JonahS comments on Tiling Agents for Self-Modifying AI (OPFAI #2)

JonahS 7 Jun 2013 0:26 UTC
3 points
0
To have any operationalization of how some specific model of self-modification provably maintains some invariant would be a large step forward, the existence of other models of self-modification nonwithstanding. Safety cannot be proven for all approaches, because not all approaches are safe.

My claim is that there are sufficiently many possible models for AI that given what we (the Less Wrong community, not necessarily AI researchers) know now, the probability of a given model being developed is tiny.

The actionable safety issues that would come up if the AI is like the Chinese economy would be very different from the actionable safety issues that would come up if the AI is like a self-improving chess playing program, which would be very different from the actionable safety issues that would come up if the AI is of the type that Eliezer’s publication describes.

Given the paucity of information available about the design of the first AI, I don’t think that the probability of doing safety research on a particular model being actionable is sufficiently high for such research to be warranted (relative to other available activities).
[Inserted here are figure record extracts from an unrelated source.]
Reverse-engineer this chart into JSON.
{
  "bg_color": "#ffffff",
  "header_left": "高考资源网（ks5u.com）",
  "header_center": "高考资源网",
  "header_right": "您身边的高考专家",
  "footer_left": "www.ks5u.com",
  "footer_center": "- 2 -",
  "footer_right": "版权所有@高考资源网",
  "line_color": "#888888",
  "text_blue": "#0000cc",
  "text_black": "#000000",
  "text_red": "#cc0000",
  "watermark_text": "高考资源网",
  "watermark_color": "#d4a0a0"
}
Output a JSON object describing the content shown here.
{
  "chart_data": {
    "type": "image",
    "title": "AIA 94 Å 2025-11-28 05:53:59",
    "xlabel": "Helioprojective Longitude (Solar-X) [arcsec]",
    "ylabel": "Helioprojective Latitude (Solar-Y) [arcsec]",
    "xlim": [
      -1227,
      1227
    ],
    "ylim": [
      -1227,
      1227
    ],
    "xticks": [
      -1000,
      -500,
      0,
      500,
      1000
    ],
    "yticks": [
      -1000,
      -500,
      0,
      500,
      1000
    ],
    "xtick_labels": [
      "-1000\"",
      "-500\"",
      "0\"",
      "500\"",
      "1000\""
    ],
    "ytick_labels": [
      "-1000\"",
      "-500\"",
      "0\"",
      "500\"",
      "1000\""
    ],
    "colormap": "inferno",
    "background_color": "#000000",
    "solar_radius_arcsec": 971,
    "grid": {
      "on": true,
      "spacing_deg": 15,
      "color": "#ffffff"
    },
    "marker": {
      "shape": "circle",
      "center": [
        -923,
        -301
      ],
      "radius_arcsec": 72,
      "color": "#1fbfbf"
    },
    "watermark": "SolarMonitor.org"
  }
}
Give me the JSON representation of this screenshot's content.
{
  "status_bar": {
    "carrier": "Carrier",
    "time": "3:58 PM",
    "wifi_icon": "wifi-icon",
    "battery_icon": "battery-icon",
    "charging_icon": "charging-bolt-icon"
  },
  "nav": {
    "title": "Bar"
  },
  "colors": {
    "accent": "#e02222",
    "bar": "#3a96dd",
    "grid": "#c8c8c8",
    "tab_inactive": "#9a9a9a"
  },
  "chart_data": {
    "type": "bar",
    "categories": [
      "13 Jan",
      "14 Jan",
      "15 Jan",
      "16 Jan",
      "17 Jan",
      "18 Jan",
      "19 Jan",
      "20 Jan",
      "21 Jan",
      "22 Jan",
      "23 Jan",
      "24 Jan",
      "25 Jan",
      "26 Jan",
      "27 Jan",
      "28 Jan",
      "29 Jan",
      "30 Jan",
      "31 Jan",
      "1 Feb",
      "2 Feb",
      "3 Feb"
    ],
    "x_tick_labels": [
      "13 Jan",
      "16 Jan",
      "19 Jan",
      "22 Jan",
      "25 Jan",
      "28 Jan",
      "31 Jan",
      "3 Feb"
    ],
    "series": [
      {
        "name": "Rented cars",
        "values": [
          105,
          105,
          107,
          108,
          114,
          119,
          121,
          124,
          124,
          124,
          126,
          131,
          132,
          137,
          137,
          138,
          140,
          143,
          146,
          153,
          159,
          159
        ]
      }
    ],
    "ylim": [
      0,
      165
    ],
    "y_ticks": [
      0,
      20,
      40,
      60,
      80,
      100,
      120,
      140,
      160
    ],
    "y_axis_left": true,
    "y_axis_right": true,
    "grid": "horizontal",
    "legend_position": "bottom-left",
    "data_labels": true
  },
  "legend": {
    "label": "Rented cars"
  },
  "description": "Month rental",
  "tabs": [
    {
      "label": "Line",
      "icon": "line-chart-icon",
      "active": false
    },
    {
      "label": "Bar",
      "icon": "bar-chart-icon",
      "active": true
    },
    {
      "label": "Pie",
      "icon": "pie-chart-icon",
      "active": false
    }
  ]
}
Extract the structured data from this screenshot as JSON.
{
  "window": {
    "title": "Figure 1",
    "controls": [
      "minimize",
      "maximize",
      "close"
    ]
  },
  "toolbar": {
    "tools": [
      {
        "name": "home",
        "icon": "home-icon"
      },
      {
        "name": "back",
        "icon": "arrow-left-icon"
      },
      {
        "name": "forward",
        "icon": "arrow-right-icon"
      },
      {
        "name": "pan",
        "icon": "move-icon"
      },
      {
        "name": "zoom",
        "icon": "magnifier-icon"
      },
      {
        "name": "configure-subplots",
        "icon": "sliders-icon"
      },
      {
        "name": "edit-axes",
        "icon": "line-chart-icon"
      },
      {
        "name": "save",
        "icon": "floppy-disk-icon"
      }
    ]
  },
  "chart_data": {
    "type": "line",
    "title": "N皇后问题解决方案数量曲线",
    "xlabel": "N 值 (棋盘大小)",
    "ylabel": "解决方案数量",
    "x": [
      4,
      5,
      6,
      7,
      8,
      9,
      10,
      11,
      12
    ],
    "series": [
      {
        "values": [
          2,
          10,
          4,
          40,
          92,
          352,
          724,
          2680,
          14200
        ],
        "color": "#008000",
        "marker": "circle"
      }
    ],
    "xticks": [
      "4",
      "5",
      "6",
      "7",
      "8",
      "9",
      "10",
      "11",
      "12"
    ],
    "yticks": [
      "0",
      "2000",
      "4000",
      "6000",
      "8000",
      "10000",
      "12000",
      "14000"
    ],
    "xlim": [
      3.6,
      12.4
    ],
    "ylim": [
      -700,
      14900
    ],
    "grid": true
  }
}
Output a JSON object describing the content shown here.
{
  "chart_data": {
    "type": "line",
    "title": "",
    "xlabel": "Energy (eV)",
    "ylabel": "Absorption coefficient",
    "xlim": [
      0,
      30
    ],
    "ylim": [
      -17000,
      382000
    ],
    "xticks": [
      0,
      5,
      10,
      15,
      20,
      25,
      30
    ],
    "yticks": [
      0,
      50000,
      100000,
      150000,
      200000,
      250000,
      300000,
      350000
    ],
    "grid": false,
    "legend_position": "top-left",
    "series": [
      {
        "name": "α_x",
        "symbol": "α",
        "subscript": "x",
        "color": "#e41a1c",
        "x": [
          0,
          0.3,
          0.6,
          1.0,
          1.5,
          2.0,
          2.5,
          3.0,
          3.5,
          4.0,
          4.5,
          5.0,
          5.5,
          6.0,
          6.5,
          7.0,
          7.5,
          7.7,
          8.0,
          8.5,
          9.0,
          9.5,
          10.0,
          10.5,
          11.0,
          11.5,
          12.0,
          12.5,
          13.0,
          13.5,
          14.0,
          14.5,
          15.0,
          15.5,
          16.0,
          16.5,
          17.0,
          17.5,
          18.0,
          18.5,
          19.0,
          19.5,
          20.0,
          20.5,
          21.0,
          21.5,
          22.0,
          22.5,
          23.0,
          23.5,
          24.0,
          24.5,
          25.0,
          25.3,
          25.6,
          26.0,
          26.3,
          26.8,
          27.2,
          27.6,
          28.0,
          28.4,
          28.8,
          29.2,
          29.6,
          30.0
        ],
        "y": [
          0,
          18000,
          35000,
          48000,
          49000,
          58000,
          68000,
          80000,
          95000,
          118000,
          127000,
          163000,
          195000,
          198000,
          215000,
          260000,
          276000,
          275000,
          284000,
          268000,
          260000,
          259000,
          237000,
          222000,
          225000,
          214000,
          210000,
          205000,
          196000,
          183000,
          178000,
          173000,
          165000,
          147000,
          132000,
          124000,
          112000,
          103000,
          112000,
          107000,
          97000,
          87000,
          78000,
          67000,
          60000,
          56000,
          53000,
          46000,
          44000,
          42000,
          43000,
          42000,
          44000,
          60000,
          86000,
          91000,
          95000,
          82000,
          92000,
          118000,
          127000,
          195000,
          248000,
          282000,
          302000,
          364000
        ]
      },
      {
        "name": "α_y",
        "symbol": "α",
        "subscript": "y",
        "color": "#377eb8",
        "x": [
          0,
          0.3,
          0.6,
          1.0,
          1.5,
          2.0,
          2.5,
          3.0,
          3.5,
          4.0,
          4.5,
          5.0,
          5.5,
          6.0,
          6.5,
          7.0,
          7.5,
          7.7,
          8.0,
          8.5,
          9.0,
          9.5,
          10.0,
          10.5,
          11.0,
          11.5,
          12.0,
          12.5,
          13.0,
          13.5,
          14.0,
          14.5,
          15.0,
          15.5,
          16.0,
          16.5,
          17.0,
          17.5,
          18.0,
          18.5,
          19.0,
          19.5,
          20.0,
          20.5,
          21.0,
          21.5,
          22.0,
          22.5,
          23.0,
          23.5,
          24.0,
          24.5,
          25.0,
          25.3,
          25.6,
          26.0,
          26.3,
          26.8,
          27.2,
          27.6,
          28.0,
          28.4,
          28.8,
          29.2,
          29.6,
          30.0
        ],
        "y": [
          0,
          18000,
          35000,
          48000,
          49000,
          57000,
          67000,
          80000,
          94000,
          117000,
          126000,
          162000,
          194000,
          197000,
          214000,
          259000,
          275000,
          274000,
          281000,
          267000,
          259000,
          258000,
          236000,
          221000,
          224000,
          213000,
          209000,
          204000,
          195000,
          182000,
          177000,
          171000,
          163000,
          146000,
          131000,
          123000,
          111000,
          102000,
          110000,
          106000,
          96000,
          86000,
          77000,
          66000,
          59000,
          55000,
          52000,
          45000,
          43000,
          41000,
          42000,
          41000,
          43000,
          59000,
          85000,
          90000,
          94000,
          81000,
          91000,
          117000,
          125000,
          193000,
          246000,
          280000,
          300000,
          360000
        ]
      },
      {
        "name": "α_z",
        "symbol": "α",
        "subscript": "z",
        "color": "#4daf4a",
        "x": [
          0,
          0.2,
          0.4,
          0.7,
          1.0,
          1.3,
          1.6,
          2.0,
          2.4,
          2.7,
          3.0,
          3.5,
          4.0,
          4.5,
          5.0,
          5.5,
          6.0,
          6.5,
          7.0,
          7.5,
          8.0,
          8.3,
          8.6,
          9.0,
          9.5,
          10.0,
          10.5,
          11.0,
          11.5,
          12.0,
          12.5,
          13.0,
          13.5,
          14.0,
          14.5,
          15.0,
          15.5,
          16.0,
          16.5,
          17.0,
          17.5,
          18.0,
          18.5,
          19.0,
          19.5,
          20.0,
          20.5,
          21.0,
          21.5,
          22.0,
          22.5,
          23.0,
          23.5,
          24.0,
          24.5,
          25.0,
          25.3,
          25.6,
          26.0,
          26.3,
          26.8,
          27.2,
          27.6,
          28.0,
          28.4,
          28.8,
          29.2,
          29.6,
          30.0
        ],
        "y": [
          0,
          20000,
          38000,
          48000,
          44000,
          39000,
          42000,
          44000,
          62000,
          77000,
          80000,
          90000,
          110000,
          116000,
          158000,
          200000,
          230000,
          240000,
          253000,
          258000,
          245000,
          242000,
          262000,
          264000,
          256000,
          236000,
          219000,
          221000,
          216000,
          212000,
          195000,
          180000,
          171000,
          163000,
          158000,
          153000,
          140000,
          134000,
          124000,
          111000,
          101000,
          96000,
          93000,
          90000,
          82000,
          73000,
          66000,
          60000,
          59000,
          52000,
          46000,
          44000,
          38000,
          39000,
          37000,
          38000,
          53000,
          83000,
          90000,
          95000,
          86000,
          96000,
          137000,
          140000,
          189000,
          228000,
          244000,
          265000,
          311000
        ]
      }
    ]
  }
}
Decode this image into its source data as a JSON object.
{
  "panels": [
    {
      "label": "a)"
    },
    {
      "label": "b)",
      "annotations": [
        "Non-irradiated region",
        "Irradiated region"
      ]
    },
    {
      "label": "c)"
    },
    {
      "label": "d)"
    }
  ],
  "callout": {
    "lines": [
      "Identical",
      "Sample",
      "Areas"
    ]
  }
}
Even if that were so, that’s not MIRI’s (or EY’s) most salient comparative advantage (also: CFAR).
1. Eliezer made a major contribution to increasing rationality with his How To Actually Change Your Mind sequence, which improved the rationality of many people who I know, including myself.
2. MIRI could engage in other AI safety activities, such as improving future forecasting.
3. If an organization doesn’t have a cost-effective activity to engage in, and the employees recognize this, then they can leave and do something else. Here I’m not claiming that this is in fact the case of MIRI, rather, I’m just responding to your argument.
4. MIRI’s staff could migrate to CFAR.
5. Out of all of the high impact activities that MIRI staff could do, it’s not clear to me that Friendly AI research is their comparative advantage.
What links here?
- homunq 23 Jun 2013 2:35 UTC
  0 points
  0
  Parent
  Also, even if we accept that MIRI’s comparative advantage has to do with having a clearer view of the Friendliness vs. UnFriendliness distinction, why wouldn’t it be more effective for them to try to insure against an UnFriendly outcome by addressing the UnFriendliness already in the world today? For instance, corporate governance. Corporations’ optimization powers are a tremendous source of human happiness, but their UnFriendly tendencies are clear. For now, corporations have only parasitic intelligence, and don’t look particularly foomy, but if I had to bet on whether MIRI or Google/TenCent/Palantir/whatever was more likely to foom, there would be no contest.
  
  [There are a bunch of assumptions embedded there. The principal ones are:
  1. If a corporation, as currently constituted, somehow went foom it would be likely to be UnFriendly
  2. If we were able to make it so corporations appeared more Friendly in their day-to-day actions, they would also become less likely to rush headlong into an UnFriendly foom.
  I think 1 is pretty undeniable, but I could understand it if someone disagreed with 2.]